Ethical issues - participants may not have given informed consent. Invasion of privacy.
Natural Experiment
An experiment where the change in the IV is not brought about by the researcher but would have happened even if the researcher had not been there. Researcher records effect on DV.
Outline the strengths of a natural experiment
May be the only ethical option - it may be unethical to manipulate the IV, e.g. studying the effects of institutionalisation on children, so NE may be the only causal research that can be done for such topics.
Greater external validity - involve real-life issues so findings are more relevant.
Outline the limitations of a natural experiment
The natural event may only occur rarely - reduces opportunity for research and limit the scope for generalising findings to other situations.
Participants aren’t randomly allocated - experimenter has no control over which participants are placed in which condition as the IV is pre-existing. May result in CVs that aren’t controlled.
Quasi-experiment
IV is based on a pre-existing difference between people, e.g. age or gender. No one has manipulated this variable, it simply exists. DV may be naturally occurring (e.g. exam results) or may be measured by the experimenter.
Outline the strengths of a quasi experiment
Often high control - shares some strengths of lab experiments.
Comparisons can be made between people - the IV is a difference between people e.g. people with autism and people without. This means comparisons can be made.
Outline the limitations of a quasi experiment
Not randomly allocated - participant variables may have caused the change in the DV.
Causal relationships not demonstrated - researcher doesn’t manipulate/ control the IV. We cannot say for certain that any change in the DV was due to the IV.
Population
The large group of people that a researcher is interested in studying.
Sample
A group of people who take part in a research investigation. Drawn from a target population and it is presumed to be representative of that population.
Generalisation
The extent to which findings and conclusions from an investigation can be broadly applied to the population.
Bias
Over or under-represented sample. Limits the extent to which generalisations can be made to target population.
Opportunity Sample
People who are most available i.e. ones who are nearest/ easiest to obtain.
- Asking people nearby.
Evaluate opportunity sampling
✓ Quick method - convenient, one of the most popular sampling methods.
✗ Inevitably biased - sample is unrepresentative, drawn from a very specific area. Findings cannot always be generalised.
Volunteer Sample
Participants select themselves. Researchers advertise, for example, by placing an ad in the newspaper.

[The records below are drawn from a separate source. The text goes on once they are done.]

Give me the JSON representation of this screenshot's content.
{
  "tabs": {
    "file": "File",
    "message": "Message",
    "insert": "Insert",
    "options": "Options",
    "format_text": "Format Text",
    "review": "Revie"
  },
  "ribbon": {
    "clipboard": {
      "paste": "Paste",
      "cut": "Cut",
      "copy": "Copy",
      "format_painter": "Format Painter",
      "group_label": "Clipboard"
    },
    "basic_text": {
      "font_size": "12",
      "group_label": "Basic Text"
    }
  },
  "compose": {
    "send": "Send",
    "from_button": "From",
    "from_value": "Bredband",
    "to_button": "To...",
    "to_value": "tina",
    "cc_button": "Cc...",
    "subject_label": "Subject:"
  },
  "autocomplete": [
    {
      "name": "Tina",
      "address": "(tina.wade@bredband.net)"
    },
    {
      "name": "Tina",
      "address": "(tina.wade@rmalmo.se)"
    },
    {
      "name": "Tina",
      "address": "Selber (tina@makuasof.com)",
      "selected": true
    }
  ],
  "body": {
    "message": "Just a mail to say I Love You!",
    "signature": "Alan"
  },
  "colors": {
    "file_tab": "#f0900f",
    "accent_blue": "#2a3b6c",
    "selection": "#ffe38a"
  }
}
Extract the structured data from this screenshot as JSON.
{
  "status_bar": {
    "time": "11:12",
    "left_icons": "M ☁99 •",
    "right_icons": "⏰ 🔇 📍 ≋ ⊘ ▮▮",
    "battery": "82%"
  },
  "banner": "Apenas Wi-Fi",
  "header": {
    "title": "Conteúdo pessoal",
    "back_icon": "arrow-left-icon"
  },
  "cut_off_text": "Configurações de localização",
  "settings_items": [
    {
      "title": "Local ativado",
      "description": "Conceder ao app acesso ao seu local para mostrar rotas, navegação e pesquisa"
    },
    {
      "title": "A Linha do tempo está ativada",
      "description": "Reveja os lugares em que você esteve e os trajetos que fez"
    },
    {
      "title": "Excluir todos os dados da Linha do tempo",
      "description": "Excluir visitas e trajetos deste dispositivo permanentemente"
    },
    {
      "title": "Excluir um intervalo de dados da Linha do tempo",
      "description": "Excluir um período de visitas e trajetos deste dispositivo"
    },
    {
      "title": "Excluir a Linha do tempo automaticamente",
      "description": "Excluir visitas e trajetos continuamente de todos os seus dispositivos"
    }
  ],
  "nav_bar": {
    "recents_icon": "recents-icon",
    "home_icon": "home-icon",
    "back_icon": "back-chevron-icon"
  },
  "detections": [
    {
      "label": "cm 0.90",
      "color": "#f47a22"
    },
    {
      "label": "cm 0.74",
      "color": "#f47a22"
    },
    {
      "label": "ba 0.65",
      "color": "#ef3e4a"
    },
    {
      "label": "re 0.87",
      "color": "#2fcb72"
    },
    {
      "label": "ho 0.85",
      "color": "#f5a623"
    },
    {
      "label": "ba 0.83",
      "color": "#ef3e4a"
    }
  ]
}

Evaluate volunteer sampling
✓ Participants are willing - know how much time and effort is involved and so are likely to engage more.
✗ Likely to be a biased sample - participants may share the same characteristics, e.g. keen and curious. Generalisation is limited.
Random Sample
Every person in the target population has an equal chance of being selected.
- Lottery method - all members are given a number and placed into a hat.
Evaluate random sampling
✓ Free from researcher bias - researcher has no influence over who is selected.
✗ Representation not guaranteed - still could produce a biased sample which limits ability to generalise.
Systematic Sample
Participants are selected using a set ‘pattern’ (sampling frame)
- Every nth person is selected from a list of the target population.
Evaluate systematic sampling
✓ Unbiased - first item is usually selected at random. Objective method.
✗ Time and effort.
Stratified Sample
Participants are selected according to their frequency in the target population.
- Subgroups (or strata) are identified, e.g. gender, age. Relative percentages of strata in population are reflected in the sample.
Evaluate stratified sampling
✓ Representative method - generalisability more likely.
✗ Stratification is not perfect - strata can’t reflect all the ways in which people are different. Complete representation isn’t possible.